Source: NACLA Report on the Americas
On October 25th Argentines go to the polls for general elections that will shape the future of Latin America’s third largest economy. In the wake of Hugo Chavez’s death and amid increasing turmoil in neighboring Brazil, developments in Argentina take on added significance in the region.
In addition to the country’s first non-Kirchner president in twelve years, voters will choose provincial governors, senators, and congressional representatives, as well as parliamentary representatives to the South American trade bloc MERCOSUR.
Recent provincial contests resulted in victories for candidates from outgoing President Cristina Fernández de Kirchner’s Front for Victory (Frente para la Victoria) in both Chaco and Tucumán. In Tucumán, the result was disputed by opposition supporters amid violence directed at opposition candidates and allegations of electoral fraud. Despite protests involving clashes with police the result was subsequently upheld by Tucumán’s Supreme Court.
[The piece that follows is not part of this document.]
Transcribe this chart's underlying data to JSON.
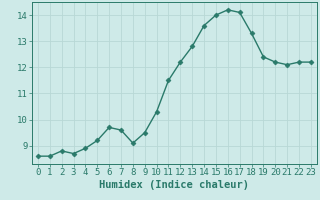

August primaries established three main presidential candidates: successor to Kirchner in the Front for Victory coalition and outgoing governor of Buenos Aires province, Daniel Scioli; dissident Peronist Sergio Massa of the Renewal Front (Frente Renovador); and mayor of Buenos Aires Mauricio Macri of center-right Let’s Change (Cambiemos). Recent polls show Scioli on the cusp of the 40% of the vote plus a 10% edge over his nearest opponent necessary to avoid an unpredictable runoff on November 22nd. However it is far behind Kirchner’s 54% tally in 2011.